Read our interview with Michael here and our review of Bigger Than the Game here.
I really think no truer words have ever been written than, “Nobody is more proudly biased than a college football fan, and nothing inspires irrationality in otherwise rational souls quite like this sport.”
this is a well-written piece, and i enjoyed it very much. having said that, i must take issue with the thesis. i obviously cannot speak for the entire auburn fan base, so my comments only reflect the couple dozen auburn fans with which i communicate with somewhat regularly. but all of these proud homers and i are fully in support of our man, and our team, precisely because we believe that we have not broken the rules, and further that all due diligence has been performed by the people in charge of such processes. in other words, we believe, or at least are sincerely hoping, that there has been no wrongdoing by auburn or our quarterback.
and coupled with that position, if some misdeed is ever proven (or even alleged to a competent degree, for the love of bo), i don’t think that one person in this group would be celebrating the fact that we got away with anything. and CERTAINLY none of us are actually hoping that cam took money and got away with it, as the writer suggests some of us might. rather, we would be calling for the heads of ALL involved, however tangentially, to be rolled all the way down college street and placed in a pile on I-85 for the truckers and buzzards to deal with.
WAR EAGLE!!
With you on that entirely Big Sexy. I didn’t get into an all too heated discussion with a mental-invalid/ bama fan in sunday school because I want to AU to win the MNC. I got into it because I fully believe in AU, that nobody attached to AU is at fault here, and because – dangit – I’m tired of hearing all the crap being parroted from one uninformed nobody to another in the name of journalism (I’m talking to you Pete Thamel, Thayer Evans, Mike Bianchi).
And I’ll even go with Weinreb on his point about media bias. I don’t think they’re biased specifically against Auburn – the aforementioned 3 man journalistic short bus included. I think they’re biased in favor of their own egos and the number of hits they get on their online stories/ tweets (oh, and raise your hand with mineif you believe that big boy reporters don’t
“tweet”). If a university team and its fan base are insulted, that’s OK. And if such a controversy requires the full fledged assassination of the character of 22 year old college student – well then that’s just the cost of doing business.
That doesn’t mean that those 3 aren’t full-fledged walking dingleberries, though.
@Big Sexy
@2XTiger
Agree with both of you.
With all respect to Mr. Weinreb, you sir no nothing of Auburn Men and Women.
To clump us in a generalization along with PSU, and any other university is a complete and total miscalculation on your part. You could join ESPN tonight!
WAR EAGLE!
NO= KNOW sorry
How am I supposed to say the title of this blog post?
“Cam! Duuh Duuh Duuuh”
Does it have a melody, or is it like the word “duh” repeated three times? Just wondering what it means, so I can give it some meaning and context.

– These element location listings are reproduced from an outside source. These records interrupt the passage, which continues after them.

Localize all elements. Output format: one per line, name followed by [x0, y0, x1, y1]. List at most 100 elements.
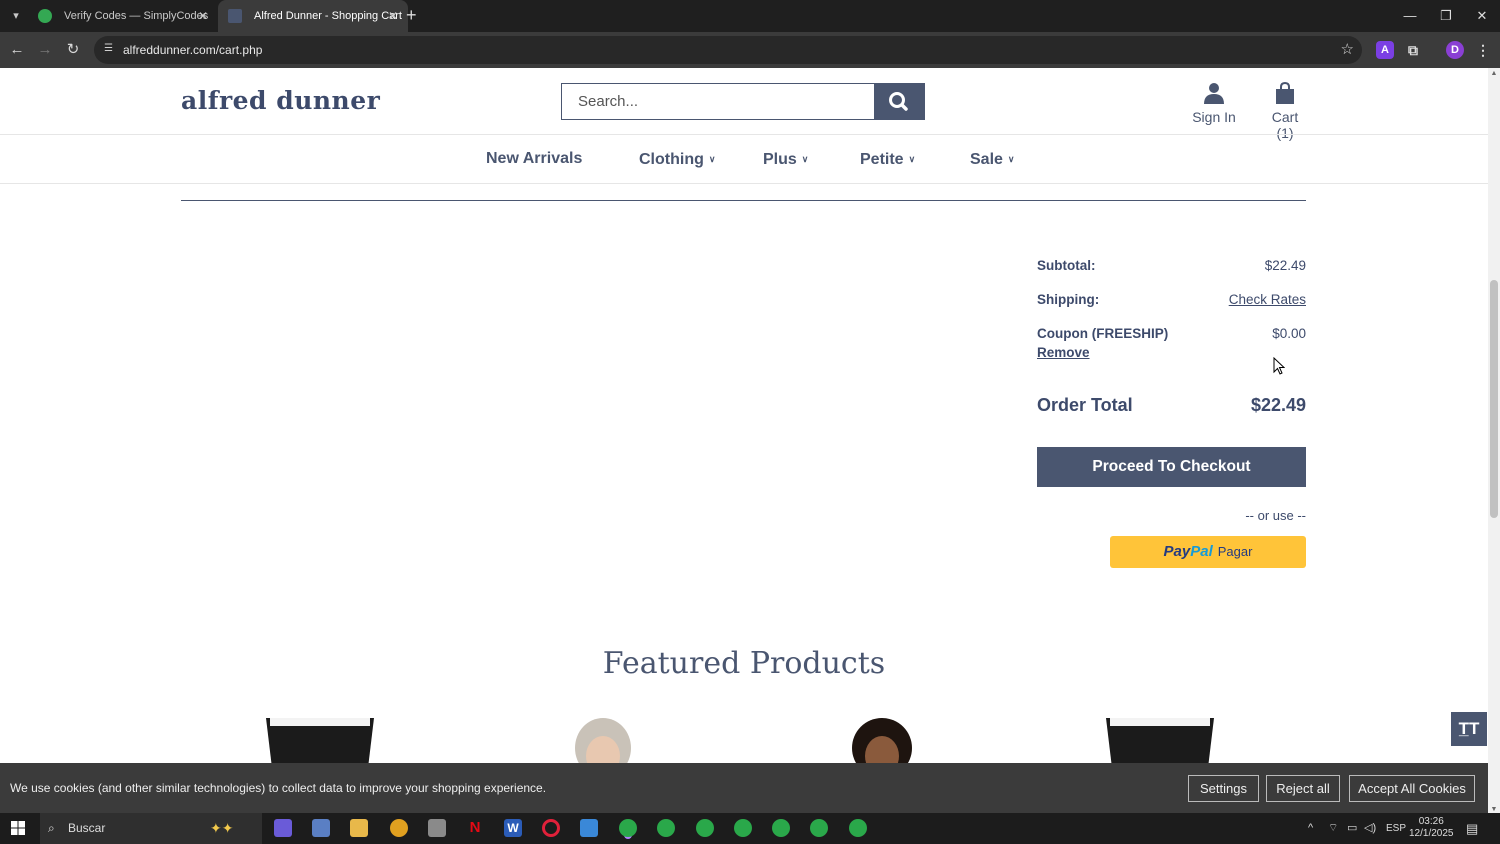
forward-arrow-icon[interactable]: → [33, 38, 57, 62]
search-icon [889, 92, 908, 111]
file-explorer-icon[interactable] [350, 819, 368, 837]
windows-start-icon[interactable] [11, 821, 25, 835]
chevron-down-icon: ∨ [801, 154, 809, 164]
browser-tab-alfred-dunner[interactable]: Alfred Dunner - Shopping Cart ✕ [218, 0, 408, 32]
bookmark-star-icon[interactable]: ☆ [1341, 36, 1354, 64]
product-image[interactable] [1090, 718, 1230, 763]
browser-toolbar: ← → ↻ ☰ alfreddunner.com/cart.php ☆ A ⧉ … [0, 32, 1500, 68]
product-image[interactable] [535, 718, 675, 763]
user-icon [1204, 83, 1224, 104]
language-indicator[interactable]: ESP [1386, 813, 1406, 844]
subtotal-value: $22.49 [1264, 258, 1306, 273]
shipping-label: Shipping: [1037, 292, 1100, 307]
page-content: alfred dunner Sign In Cart (1) New Arriv… [0, 68, 1488, 763]
sign-in-link[interactable]: Sign In [1192, 82, 1236, 125]
chrome-icon[interactable] [734, 819, 752, 837]
extension-a-icon[interactable]: A [1376, 41, 1394, 59]
chrome-icon[interactable] [696, 819, 714, 837]
chrome-icon[interactable] [810, 819, 828, 837]
url-text[interactable]: alfreddunner.com/cart.php [123, 36, 262, 64]
accessibility-text-size-button[interactable]: T̲T [1451, 712, 1487, 746]
text-size-icon: T̲T [1458, 719, 1480, 738]
browser-tab-simplycodes[interactable]: Verify Codes — SimplyCodes ✕ [28, 0, 218, 32]
word-icon[interactable]: W [504, 819, 522, 837]
product-image[interactable] [250, 718, 390, 763]
reload-icon[interactable]: ↻ [61, 38, 85, 62]
tab-search-chevron-icon[interactable]: ▾ [6, 6, 26, 26]
site-info-icon[interactable]: ☰ [104, 42, 118, 56]
nav-label: Clothing [639, 151, 704, 168]
search-button[interactable] [874, 84, 924, 119]
restore-window-icon[interactable]: ❐ [1428, 0, 1464, 32]
browser-menu-icon[interactable]: ⋮ [1474, 41, 1492, 59]
taskbar-clock[interactable]: 03:26 12/1/2025 [1409, 816, 1454, 840]
back-arrow-icon[interactable]: ← [5, 38, 29, 62]
tab-title: Alfred Dunner - Shopping Cart [254, 10, 402, 22]
profile-avatar[interactable]: D [1446, 41, 1464, 59]
sparkle-icon: ✦✦ [210, 820, 234, 836]
close-tab-icon[interactable]: ✕ [198, 0, 208, 32]
nav-sale[interactable]: Sale ∨ [970, 135, 1015, 184]
sign-in-label: Sign In [1192, 109, 1236, 125]
proceed-to-checkout-button[interactable]: Proceed To Checkout [1037, 447, 1306, 487]
alfred-dunner-favicon-icon [228, 9, 242, 23]
search-input[interactable] [562, 84, 875, 119]
accept-all-cookies-button[interactable]: Accept All Cookies [1349, 775, 1475, 802]
minimize-window-icon[interactable]: — [1392, 0, 1428, 32]
or-use-text: -- or use -- [1245, 508, 1306, 523]
chevron-down-icon: ∨ [908, 154, 916, 164]
site-logo[interactable]: alfred dunner [181, 86, 380, 115]
cookie-banner: We use cookies (and other similar techno… [0, 763, 1488, 813]
scroll-up-arrow-icon[interactable]: ▲ [1488, 70, 1500, 77]
section-divider [181, 200, 1306, 201]
remove-coupon-link[interactable]: Remove [1037, 345, 1090, 360]
main-navigation: New Arrivals Clothing ∨ Plus ∨ Petite ∨ Sal… [0, 134, 1488, 184]
page-scrollbar[interactable]: ▲ ▼ [1488, 68, 1500, 813]
app-icon[interactable] [312, 819, 330, 837]
chrome-icon[interactable] [619, 819, 637, 837]
network-icon[interactable]: ⌔ [1328, 813, 1338, 844]
chrome-icon[interactable] [772, 819, 790, 837]
chrome-icon[interactable] [390, 819, 408, 837]
coupon-value: $0.00 [1272, 326, 1306, 341]
extensions-puzzle-icon[interactable]: ⧉ [1404, 41, 1422, 59]
cookie-settings-button[interactable]: Settings [1188, 775, 1259, 802]
chrome-icon[interactable] [849, 819, 867, 837]
netflix-icon[interactable]: N [466, 819, 484, 837]
nav-clothing[interactable]: Clothing ∨ [639, 135, 715, 184]
copilot-icon[interactable] [274, 819, 292, 837]
browser-tab-bar: ▾ Verify Codes — SimplyCodes ✕ Alfred Du… [0, 0, 1500, 32]
check-rates-link[interactable]: Check Rates [1229, 292, 1306, 307]
coupon-label: Coupon (FREESHIP) [1037, 326, 1169, 341]
opera-icon[interactable] [542, 819, 560, 837]
scrollbar-thumb[interactable] [1490, 280, 1498, 518]
windows-taskbar: ⌕ Buscar ✦✦ N W ^ ⌔ ▭ ◁) ESP 03:26 12/1/… [0, 813, 1500, 844]
address-bar[interactable]: ☰ alfreddunner.com/cart.php ☆ [94, 36, 1362, 64]
nav-plus[interactable]: Plus ∨ [763, 135, 808, 184]
chrome-icon[interactable] [657, 819, 675, 837]
notifications-icon[interactable]: ▤ [1466, 813, 1478, 844]
battery-icon[interactable]: ▭ [1347, 813, 1357, 844]
featured-products-heading: Featured Products [602, 646, 886, 681]
volume-icon[interactable]: ◁) [1364, 813, 1376, 844]
paypal-logo: PayPal [1164, 543, 1213, 560]
new-tab-plus-icon[interactable]: + [406, 4, 417, 26]
close-tab-icon[interactable]: ✕ [388, 0, 398, 32]
taskbar-search[interactable]: ⌕ Buscar ✦✦ [40, 813, 262, 844]
simplycodes-favicon-icon [38, 9, 52, 23]
paypal-button[interactable]: PayPal Pagar [1110, 536, 1306, 568]
close-window-icon[interactable]: ✕ [1464, 0, 1500, 32]
nav-new-arrivals[interactable]: New Arrivals [486, 135, 582, 183]
reject-all-button[interactable]: Reject all [1266, 775, 1340, 802]
tray-chevron-up-icon[interactable]: ^ [1308, 813, 1313, 844]
chevron-down-icon: ∨ [1007, 154, 1015, 164]
search-icon: ⌕ [48, 821, 55, 835]
product-image[interactable] [812, 718, 952, 763]
app-icon[interactable] [580, 819, 598, 837]
nav-petite[interactable]: Petite ∨ [860, 135, 915, 184]
cart-link[interactable]: Cart (1) [1262, 81, 1308, 141]
app-icon[interactable] [428, 819, 446, 837]
scroll-down-arrow-icon[interactable]: ▼ [1488, 806, 1500, 813]
paypal-logo-part: Pay [1163, 543, 1191, 560]
paypal-pay-text: Pagar [1217, 544, 1253, 559]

But w-w-w-wait it gets worse:
http://www.youtube.com/watch?v=7ADgCeYJMN4
Soundtrack to the summer of ’93.
Again, we talk full responsibility.
Damn. As a product of the 90s teenager, I should’ve know that one. Haha. Yet again, straddling the line of making sense with the Cammentions. I say keep it up.
“As a product of the 90s,” that is. I’m not a product of a 90s teenager. That would make me pretty young.
Song is actually safe for work, amazingly…
Mr. Weinreb is simply pointing out and saying for us what us Auburn fans are too afraid, and perhaps too proud, to say.